Quella posizione si è rapidamente erosa quando il consolidamento del marchio è diventato una condizione per ottenere fondi federali di salvataggio. Inizialmente, GM sperava di mantenere Pontiac come marchio “speciale”, ma poi ha rinunciato del tutto.
Gli ultimi prodotti Pontiac potrebbero richiedere mesi per essere venduti, ma entro la fine del 2010 il nome scomparirà da tutti tranne che dai libri di storia. Insieme ad esso se ne andranno circa 2.000 concessionari GM, circa un terzo del totale, che sono stati avvisati come parte della corsa di due mesi della casa automobilistica attentamente gestita attraverso il tribunale fallimentare.
Nonostante il dolore della chiusura, “pagherà nel lungo periodo”, ha detto Susan Docherty, capo delle operazioni di vendita negli Stati Uniti per GM.
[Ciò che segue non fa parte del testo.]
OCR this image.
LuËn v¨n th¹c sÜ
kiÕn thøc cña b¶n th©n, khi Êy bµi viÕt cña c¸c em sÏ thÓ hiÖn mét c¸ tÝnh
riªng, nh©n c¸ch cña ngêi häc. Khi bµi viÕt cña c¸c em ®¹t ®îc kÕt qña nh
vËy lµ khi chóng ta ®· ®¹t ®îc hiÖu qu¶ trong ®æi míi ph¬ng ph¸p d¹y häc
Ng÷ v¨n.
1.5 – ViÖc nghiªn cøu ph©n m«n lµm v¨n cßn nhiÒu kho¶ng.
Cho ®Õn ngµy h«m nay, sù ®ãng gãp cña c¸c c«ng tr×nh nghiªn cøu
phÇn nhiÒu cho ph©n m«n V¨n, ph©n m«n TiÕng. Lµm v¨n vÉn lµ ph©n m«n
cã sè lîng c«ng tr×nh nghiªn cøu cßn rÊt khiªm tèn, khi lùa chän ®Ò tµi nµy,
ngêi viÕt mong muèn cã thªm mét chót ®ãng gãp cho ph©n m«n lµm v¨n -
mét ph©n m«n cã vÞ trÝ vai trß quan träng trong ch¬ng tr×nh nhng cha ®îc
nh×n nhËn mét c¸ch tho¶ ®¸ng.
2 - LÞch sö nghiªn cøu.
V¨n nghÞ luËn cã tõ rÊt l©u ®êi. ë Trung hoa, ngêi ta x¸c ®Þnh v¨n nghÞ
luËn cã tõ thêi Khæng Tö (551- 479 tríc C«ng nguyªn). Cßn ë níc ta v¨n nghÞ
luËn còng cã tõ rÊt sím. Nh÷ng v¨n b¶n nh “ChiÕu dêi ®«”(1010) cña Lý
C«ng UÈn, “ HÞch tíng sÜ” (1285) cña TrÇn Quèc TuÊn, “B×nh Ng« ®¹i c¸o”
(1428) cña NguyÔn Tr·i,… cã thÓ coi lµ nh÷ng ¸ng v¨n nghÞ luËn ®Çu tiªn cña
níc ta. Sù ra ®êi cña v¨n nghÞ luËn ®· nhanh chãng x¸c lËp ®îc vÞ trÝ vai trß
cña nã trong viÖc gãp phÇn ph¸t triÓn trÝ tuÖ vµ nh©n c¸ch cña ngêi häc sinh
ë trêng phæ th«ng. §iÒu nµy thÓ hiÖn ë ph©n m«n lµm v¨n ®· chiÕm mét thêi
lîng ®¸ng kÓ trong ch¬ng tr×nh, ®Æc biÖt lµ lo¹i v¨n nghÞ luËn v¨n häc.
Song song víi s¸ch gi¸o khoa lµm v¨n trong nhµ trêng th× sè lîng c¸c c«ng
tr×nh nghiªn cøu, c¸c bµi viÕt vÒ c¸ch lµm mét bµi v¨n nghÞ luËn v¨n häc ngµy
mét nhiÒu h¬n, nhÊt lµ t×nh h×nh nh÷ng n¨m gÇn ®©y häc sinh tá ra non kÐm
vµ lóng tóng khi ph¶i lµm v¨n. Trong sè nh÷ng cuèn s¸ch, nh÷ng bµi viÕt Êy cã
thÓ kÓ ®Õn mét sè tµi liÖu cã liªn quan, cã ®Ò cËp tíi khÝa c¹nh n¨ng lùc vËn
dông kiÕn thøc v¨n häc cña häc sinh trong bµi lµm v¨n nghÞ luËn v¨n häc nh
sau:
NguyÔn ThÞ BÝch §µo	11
“Questo ci permetterà di concentrare le nostre risorse limitate dove ci serviranno meglio”, ha aggiunto Docherty. Ha riconosciuto che la General Motors, una volta apparentemente onnipotente, semplicemente non poteva continuare a spendere miliardi per sviluppare così tanti prodotti diversi per così tanti marchi diversi, e poi investire il denaro aggiuntivo necessario per commercializzarli.
Per quando i quattro marchi saranno completamente ceduti, GM intende tagliare il suo numero complessivo di modelli da 84 a 37.
La buona notizia per GM è che i consumatori sembrano accettare la nuova realtà dell’azienda. Le vendite di novembre di GM erano leggermente al di sotto dei livelli dell’anno precedente, la società ha riferito martedì. Ma le vendite di ottobre sono state sorprendentemente forti, e il 95% dei clienti statunitensi di GM ha optato per prodotti venduti da uno dei quattro marchi sopravvissuti, ha detto il capo analista di mercato della società Mike Di Giovanni.
Anche se ci sono pochi dubbi che Pontiac mancherà. Il leggendario marchio non solo è durato quasi un secolo, ma ha contribuito a definire una delle epoche più brillanti della storia dell’automobile.